What's more is that Google host the jQuery library. This is good because if loads of people link to the Google library then browsers can cache it from a single source and won't keep downloading it. Not to mention the bandwidth you save from your own server. Love it.
jQuery comes highly reccomended.
dBug for PHP
dBug is an equally exciting PHP library that helps you to debug PHP objects by giving you a nice visualisation of php variables. You just inclue the library, pass your variable into dbug and it prints out a friendly description of the variable. The true joy of this is that it works on strings, arrays, classes and database resources all with the same call. The examples on the website are a good indicator. This is going to save me HUGE amounts of time developing Chom in the future as I can see what is actually going on in a class. I also get to strip out loads of dodgy debug code too.

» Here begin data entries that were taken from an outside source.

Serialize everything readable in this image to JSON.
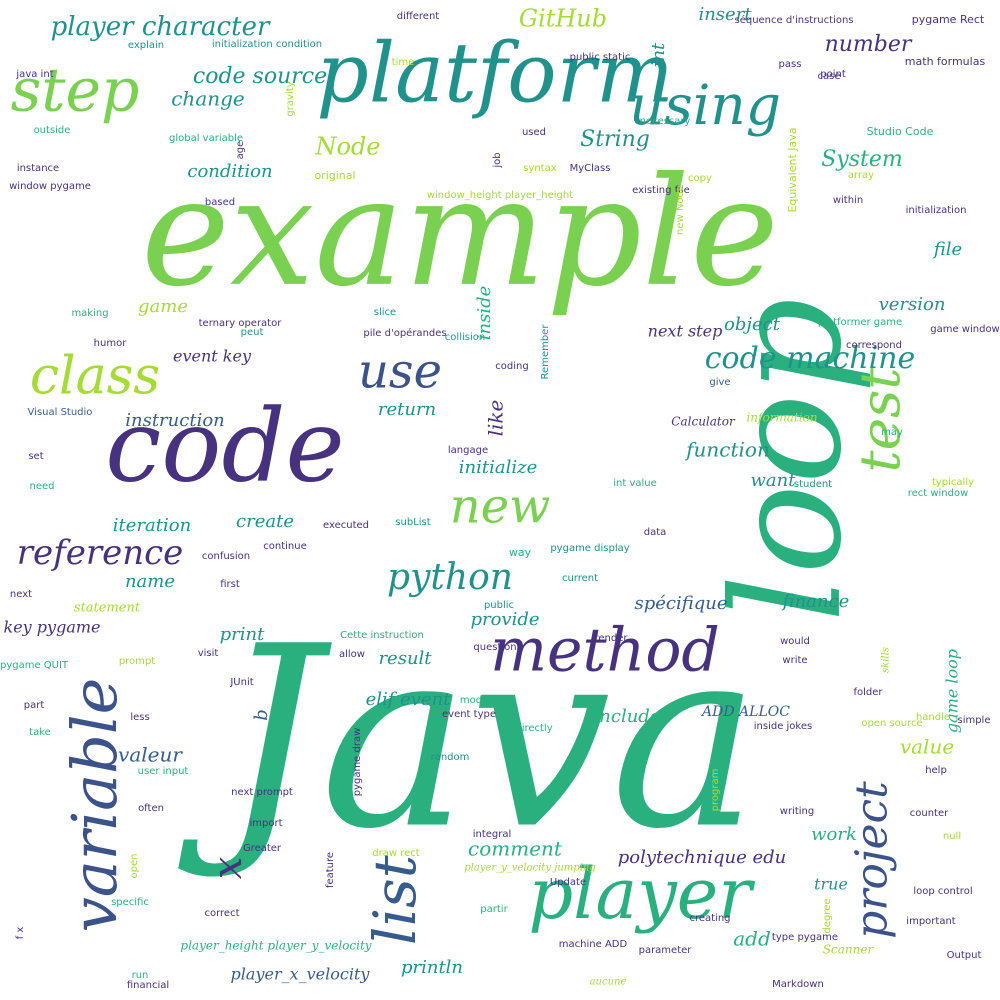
{
  "title": "",
  "palette": {
    "darkpurple": "#46327e",
    "indigo": "#3b528b",
    "steel": "#365c8d",
    "teal": "#21918c",
    "green": "#2ab07f",
    "lime": "#7ad151",
    "yellowgreen": "#a5db36",
    "yellow": "#d2e21b"
  },
  "words": [
    "Java",
    "example",
    "loop",
    "code",
    "platform",
    "player",
    "method",
    "variable",
    "list",
    "step",
    "using",
    "test",
    "class",
    "use",
    "new",
    "project",
    "reference",
    "python",
    "code machine",
    "player character",
    "GitHub",
    "code source",
    "change",
    "condition",
    "Node",
    "String",
    "System",
    "number",
    "insert",
    "int",
    "file",
    "version",
    "object",
    "next step",
    "event key",
    "instruction",
    "return",
    "like",
    "function",
    "want",
    "initialize",
    "iteration",
    "create",
    "name",
    "valeur",
    "print",
    "key pygame",
    "comment",
    "polytechnique edu",
    "spécifique",
    "finance",
    "provide",
    "result",
    "elif event",
    "include",
    "value",
    "game loop",
    "true",
    "work",
    "add",
    "println",
    "player_x_velocity",
    "x",
    "b",
    "ADD ALLOC",
    "séquence d'instructions",
    "pygame Rect",
    "math formulas",
    "Studio Code",
    "Equivalent Java",
    "initialization",
    "within",
    "existing file",
    "window_height player_height",
    "global variable",
    "initialization condition",
    "explain",
    "java int",
    "gravity",
    "outside",
    "instance",
    "window pygame",
    "age",
    "original",
    "MyClass",
    "syntax",
    "used",
    "job",
    "public static",
    "time",
    "point",
    "case",
    "pass",
    "array",
    "copy",
    "necessary",
    "based",
    "game",
    "making",
    "ternary operator",
    "pile d'opérandes",
    "collision",
    "humor",
    "inside",
    "Remember",
    "coding",
    "Visual Studio",
    "peut",
    "slice",
    "give",
    "platformer game",
    "correspond",
    "game window",
    "may",
    "information",
    "Calculator",
    "set",
    "langage",
    "need",
    "int value",
    "typically",
    "student",
    "rect window",
    "subList",
    "executed",
    "continue",
    "confusion",
    "data",
    "way",
    "pygame display",
    "next",
    "first",
    "current",
    "public",
    "statement",
    "Cette instruction",
    "render",
    "question",
    "pygame QUIT",
    "prompt",
    "visit",
    "allow",
    "would",
    "write",
    "skills",
    "JUnit",
    "modify",
    "folder",
    "part",
    "event type",
    "less",
    "directly",
    "random",
    "handle",
    "simple",
    "take",
    "open source",
    "inside jokes",
    "user input",
    "pygame draw",
    "program",
    "help",
    "writing",
    "next prompt",
    "often",
    "counter",
    "import",
    "Greater",
    "integral",
    "null",
    "draw rect",
    "open",
    "feature",
    "player_y_velocity jumping",
    "Update",
    "partir",
    "loop control",
    "creating",
    "degree",
    "specific",
    "correct",
    "important",
    "type pygame",
    "f x",
    "player_height player_y_velocity",
    "machine ADD",
    "parameter",
    "Scanner",
    "Output",
    "run",
    "financial",
    "aucune",
    "Markdown",
    "different",
    "new Node",
    "obj1"
  ]
}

Online HTML image map creator
A really useful tool for anyone who has had to make their own damn image maps. I've used various methods before, but none are as easy as using this tool. Upload your image, click away and it gets on with building the image map code for you. Takes the bind out of coding.
Simile Timeline
Simile timeline is a free javascript/ajax tool for visualising timelines. I'm gagging to use this for Icar or the Chom Isis post game stats. I certainly log enough information in Chom Isis for a very detailed timeline of people screwing each other over. It's got lovely Ajax in it so it can smoothly load, rather than having to wait for ages and the javascript functionality allows you to drag left or right. Tooltips pop up to show you more information in an event and you get specify ages of things, to group stuff together. Very useful.
Someone's running an Icar Play by Post
Over on Myth Weavers, a predominantly D&D play by post board, a chap is going to be running an Icar game. Looks low powered type of game with players working out their own trooper character skeletons. I'm going to try and help best I can but I'm interested to see what problems they have so I can iron them out.
That's it for now, just a random blathering of stuff that's excited me. :)
Comments
The JQuery stuff looks very good... I find scripting on pages a complete whore, especially with DOM, so I'll be sure to give that a go!
Mate, you're coming from the same place as I am. I love the swiftness of jQuery. You have to get into the mindset of jQuerying but once you do, it's insanely powerful and leaves you with neat, manageable code.
the Hide stuff is something I've been playing with, as I'd like to change my site so that it just shows the images from Picasa/YouTube, and then hover-overs provide the text. Given that JQuery has that as a standard bit of kit looks like a winner!
The PHP dbug stuff looks really useful!
Thanks for sharing.
Thanks Rob
No probs gents and welcome to Tim Hastings, a charming fellow I spent two years living in the Reading DMZ with.